17/29=1.92 x1.13 for the drivers =1.92
17/33=1.94 x1.13=2.19

knowing how I dont like to bend the chain so tight on a small sprocket(17 tooth),am going to look at getting into a 19/37 set up, but will have to see what length chain that will require and how it fits the chaincase, want not much bend at all if poosible for less parasetic drag.

maybe 9 tooth drivers will fit ,have to check tunnel clearance.
 
9 tooth drivers will take away all stud clearance in the front ...yes the stock gearing sucks and is only good for about 85 mph when figured at 1:1 I have seen 95 on my trail rider ....a 37 bottom fits .....I do not remember what chain length is for the top gear you want to run.................
 
ok on the 9 tooth drivers,but since I have not yet rolled it on its side to actually measure what kind of clearance does it have? I was only planning on a .750" cut lug track and maybe 1 inch studs, will that clear? I will check later but was curious if you knew off the top of your head.

I absolutely hate 8 tooth drivers and the power they absorb from bending the track too tight in the radius, 9 tooths and a free rolling gear set up would go along ways to free up the resistance from what I see just so far.
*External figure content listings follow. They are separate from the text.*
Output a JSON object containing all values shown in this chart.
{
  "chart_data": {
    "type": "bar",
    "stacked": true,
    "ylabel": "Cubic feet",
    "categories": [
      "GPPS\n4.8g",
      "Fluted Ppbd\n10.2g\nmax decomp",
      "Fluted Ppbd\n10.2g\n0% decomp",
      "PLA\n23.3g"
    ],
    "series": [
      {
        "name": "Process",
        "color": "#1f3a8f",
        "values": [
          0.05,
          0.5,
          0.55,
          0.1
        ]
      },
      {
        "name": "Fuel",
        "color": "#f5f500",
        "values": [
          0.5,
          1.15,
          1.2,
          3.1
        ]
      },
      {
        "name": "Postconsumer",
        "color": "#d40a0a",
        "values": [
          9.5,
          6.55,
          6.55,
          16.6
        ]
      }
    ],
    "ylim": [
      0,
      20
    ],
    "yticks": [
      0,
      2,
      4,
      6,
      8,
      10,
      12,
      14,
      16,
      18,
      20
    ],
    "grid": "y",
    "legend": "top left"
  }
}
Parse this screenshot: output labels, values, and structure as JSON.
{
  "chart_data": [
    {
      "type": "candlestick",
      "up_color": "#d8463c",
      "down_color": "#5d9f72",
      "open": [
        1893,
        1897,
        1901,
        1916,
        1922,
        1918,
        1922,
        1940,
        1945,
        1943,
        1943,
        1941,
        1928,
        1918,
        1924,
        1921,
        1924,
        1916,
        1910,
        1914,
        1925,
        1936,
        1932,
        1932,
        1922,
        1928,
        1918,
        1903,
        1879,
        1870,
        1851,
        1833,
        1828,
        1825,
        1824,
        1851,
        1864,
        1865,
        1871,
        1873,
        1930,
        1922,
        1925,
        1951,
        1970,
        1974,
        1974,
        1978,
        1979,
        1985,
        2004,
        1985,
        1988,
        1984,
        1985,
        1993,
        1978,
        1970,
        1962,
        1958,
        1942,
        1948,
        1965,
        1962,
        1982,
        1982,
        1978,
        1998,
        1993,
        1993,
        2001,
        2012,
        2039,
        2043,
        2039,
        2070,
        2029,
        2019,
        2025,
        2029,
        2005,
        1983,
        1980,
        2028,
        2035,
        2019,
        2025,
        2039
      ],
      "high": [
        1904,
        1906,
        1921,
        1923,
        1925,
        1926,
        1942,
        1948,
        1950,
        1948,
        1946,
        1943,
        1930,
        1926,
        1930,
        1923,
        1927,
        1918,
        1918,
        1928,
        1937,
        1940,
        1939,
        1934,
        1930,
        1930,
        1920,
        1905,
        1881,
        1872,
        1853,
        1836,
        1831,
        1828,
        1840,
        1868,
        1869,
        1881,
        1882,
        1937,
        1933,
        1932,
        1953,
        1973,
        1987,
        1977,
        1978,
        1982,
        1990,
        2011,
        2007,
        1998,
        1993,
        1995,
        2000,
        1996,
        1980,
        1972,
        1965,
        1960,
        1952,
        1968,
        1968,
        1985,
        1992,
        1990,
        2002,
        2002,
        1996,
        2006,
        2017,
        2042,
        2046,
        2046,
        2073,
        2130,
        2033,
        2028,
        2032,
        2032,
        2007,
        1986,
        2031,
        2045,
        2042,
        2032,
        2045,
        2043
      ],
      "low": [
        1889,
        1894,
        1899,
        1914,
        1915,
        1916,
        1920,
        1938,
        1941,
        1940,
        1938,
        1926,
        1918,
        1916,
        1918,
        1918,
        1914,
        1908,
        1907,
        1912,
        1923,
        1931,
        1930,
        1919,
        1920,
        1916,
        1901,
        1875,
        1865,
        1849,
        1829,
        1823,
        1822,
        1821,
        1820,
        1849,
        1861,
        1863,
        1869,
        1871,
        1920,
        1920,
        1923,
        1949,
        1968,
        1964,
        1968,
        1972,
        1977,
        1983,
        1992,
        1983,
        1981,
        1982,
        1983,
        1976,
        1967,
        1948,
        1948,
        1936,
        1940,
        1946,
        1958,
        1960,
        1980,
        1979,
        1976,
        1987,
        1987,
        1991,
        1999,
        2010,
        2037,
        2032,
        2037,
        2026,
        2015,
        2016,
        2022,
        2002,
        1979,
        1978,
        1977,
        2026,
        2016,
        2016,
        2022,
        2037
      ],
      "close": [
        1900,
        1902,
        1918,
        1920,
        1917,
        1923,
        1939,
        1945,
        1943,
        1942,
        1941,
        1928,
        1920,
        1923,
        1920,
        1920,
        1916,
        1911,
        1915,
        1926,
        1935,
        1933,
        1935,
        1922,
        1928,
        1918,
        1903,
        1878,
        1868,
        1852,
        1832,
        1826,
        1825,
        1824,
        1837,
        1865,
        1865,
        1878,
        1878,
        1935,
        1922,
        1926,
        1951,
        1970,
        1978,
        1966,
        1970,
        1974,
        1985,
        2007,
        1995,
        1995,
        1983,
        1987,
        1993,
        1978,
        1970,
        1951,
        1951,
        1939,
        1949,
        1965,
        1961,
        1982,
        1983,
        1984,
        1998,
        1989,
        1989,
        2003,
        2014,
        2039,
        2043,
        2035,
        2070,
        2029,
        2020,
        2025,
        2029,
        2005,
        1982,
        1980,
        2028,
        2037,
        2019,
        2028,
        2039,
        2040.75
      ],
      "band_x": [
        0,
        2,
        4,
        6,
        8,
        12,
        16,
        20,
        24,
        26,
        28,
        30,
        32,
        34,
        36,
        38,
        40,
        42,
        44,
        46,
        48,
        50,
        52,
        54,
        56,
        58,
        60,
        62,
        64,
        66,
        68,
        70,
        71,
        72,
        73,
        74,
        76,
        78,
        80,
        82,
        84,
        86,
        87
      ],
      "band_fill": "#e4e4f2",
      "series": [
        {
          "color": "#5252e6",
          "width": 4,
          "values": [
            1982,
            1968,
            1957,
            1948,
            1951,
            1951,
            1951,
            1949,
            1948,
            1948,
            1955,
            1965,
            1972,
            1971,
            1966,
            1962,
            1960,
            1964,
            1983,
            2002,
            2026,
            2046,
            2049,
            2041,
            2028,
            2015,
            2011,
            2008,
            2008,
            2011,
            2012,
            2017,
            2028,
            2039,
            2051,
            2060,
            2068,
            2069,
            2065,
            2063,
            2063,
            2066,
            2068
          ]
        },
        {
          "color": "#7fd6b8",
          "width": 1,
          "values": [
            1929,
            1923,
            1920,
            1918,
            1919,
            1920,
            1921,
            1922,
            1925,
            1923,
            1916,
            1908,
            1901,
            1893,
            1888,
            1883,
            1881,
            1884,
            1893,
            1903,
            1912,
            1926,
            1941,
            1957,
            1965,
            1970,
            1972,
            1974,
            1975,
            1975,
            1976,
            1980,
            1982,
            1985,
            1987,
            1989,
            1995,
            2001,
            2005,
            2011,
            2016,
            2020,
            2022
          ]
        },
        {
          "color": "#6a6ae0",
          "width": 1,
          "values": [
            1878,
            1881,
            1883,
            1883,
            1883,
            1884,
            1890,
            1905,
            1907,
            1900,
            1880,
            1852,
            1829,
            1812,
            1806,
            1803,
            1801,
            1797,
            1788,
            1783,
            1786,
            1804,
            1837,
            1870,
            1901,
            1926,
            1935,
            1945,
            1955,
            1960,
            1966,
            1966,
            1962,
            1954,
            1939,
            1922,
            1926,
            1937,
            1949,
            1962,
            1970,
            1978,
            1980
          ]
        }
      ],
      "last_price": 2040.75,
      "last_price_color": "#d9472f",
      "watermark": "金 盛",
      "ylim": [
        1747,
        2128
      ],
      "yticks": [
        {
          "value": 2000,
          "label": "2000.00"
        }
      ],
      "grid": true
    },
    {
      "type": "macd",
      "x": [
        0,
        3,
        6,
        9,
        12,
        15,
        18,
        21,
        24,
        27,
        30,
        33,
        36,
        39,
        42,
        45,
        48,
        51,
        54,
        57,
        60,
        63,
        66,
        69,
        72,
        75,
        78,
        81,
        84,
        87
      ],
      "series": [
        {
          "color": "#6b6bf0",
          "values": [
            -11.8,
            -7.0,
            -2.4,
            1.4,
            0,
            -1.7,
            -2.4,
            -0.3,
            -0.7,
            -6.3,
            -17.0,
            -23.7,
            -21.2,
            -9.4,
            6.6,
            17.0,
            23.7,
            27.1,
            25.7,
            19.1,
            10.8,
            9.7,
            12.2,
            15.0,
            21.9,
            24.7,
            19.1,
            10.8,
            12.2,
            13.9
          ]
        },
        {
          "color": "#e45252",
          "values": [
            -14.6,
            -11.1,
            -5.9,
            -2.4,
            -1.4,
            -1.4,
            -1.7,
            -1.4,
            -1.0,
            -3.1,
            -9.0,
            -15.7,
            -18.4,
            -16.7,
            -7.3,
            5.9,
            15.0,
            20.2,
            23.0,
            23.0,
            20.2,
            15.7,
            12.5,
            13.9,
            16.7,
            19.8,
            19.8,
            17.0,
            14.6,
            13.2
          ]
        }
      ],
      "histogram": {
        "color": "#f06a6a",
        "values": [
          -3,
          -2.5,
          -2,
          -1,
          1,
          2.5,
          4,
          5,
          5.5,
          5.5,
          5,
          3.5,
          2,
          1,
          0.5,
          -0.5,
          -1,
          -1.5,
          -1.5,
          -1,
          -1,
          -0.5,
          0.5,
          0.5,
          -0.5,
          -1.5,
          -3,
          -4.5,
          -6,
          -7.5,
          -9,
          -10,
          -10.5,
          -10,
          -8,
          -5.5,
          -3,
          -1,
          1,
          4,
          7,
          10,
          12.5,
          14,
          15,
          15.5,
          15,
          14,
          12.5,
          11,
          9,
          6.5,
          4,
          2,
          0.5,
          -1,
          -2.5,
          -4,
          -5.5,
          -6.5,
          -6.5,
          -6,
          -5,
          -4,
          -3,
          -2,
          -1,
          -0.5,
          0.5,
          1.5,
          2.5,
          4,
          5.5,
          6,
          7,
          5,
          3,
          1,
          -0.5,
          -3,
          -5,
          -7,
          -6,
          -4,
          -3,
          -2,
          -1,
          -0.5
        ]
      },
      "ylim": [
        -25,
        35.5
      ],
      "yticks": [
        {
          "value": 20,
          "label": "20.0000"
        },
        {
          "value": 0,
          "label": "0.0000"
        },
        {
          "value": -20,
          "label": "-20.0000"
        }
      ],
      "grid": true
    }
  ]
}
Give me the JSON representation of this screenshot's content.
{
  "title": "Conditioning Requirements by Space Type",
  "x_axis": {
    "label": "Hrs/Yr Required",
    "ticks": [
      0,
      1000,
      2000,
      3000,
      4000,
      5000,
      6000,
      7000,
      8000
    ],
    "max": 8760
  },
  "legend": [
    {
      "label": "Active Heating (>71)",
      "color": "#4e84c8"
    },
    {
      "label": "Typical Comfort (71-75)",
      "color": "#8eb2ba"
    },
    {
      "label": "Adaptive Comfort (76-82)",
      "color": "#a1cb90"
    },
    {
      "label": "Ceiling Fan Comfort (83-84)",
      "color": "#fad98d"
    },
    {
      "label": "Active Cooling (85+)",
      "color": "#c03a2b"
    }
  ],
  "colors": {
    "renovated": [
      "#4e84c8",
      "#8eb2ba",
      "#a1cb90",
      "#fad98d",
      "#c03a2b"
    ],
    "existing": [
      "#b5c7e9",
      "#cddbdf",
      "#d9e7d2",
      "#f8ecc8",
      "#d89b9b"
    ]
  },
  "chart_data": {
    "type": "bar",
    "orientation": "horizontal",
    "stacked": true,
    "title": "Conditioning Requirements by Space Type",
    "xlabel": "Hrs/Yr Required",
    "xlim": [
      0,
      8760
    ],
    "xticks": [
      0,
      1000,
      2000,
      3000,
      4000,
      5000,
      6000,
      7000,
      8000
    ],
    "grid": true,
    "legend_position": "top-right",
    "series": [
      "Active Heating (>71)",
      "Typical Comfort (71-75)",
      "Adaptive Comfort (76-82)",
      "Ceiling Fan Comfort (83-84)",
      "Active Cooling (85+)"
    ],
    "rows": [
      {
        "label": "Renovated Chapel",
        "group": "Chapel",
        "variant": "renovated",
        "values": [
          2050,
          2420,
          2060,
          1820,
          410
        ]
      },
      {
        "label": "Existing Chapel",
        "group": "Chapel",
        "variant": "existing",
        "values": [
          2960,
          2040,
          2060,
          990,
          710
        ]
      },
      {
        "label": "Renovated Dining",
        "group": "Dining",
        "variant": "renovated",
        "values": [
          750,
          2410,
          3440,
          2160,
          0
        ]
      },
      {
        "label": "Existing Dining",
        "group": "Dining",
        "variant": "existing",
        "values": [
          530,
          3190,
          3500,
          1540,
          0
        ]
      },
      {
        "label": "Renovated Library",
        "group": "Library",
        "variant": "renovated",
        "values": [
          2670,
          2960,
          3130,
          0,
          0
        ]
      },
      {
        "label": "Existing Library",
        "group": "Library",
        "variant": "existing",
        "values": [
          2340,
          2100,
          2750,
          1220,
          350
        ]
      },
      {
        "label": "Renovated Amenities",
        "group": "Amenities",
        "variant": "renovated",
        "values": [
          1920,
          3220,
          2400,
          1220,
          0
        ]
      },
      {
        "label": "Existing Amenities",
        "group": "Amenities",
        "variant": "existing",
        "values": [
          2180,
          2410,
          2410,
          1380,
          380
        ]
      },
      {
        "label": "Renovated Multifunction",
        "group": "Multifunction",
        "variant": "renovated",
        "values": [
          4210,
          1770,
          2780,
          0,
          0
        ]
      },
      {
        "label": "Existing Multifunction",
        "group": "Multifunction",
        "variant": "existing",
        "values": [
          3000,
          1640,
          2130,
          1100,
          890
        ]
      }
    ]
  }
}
thanx for the info nutz, been a long time since I worked on a hopped up phazer so its kinda fun. I am gonna dig into it pretty soon just kinda gettin a plan to go on.
 
with 8 tooth drivers 1.060 t nut studs is all that will clear even then they will tag once in a while ....I have had to weld my bulk head up a few times already for our local snow ovals I run a 820 track with the 1.060 studs ......for the ice I have a .510 stock yokohama track I run with .750 studs ........if you roll the case you should have enough to clear 9 tooth drivers ......I really do not have a problem with the 8 tooth drivers
 
Been tinkering with the phazer in between jobs and have gotten it torn down and a rough plan made as to how to mod the engine. I am going to pretty much post all the mods as this is an old engine now theres no real secrets out there...also I happen to be building one of these for a member here so he will be able to see his engine being modded at the same time as I am doing them both exactly the same except for the final compression ratio.
Here you can see the newer phazer has a 3 pc steel head gasket, so making the head clearance right will be that much easier. You can simply peel the layers of gasket to help correct the clearance. The phazer engine has a big .068" squish clearance stock. The deck clearance in the stock engine was .010". I also took note that the piston is not timed very well with the ports on the cylinder stock, the piston sticks up into not only the exhaust port but the transfer ports as well, meaning at bottom dead center the piston is inhibiting flow from the transfers and the return pulse from the pipe runs into the edge of the piston crown on its return, so theres easy power to gain by correcting that.
Since it has that problem youd need to add base gaskets or raise the cylinder up to the correct spec. Cometic will make you base gaskets in differnt thickness, or you can stack the stock ones which are .010" thick. I will determine how much I raise it by putting the degree wheel on it and see what the stock port timing is on the transfer ports. I dont want to raise them too much as I want to keep this a 7500-7800rpm engine via the pipe I have for it. I dont worry about the exhaust port as much, although, I will check it but I will be porting that and modifying the width and heigth of it. More on degree wheel later.
One thing to remember when you raise a cylinder, the amount you raise it to correct this problem you also ADD that much more to the deck clearance, so you will need to address that problem. To do so, I will mill material off the tops of the cylinders.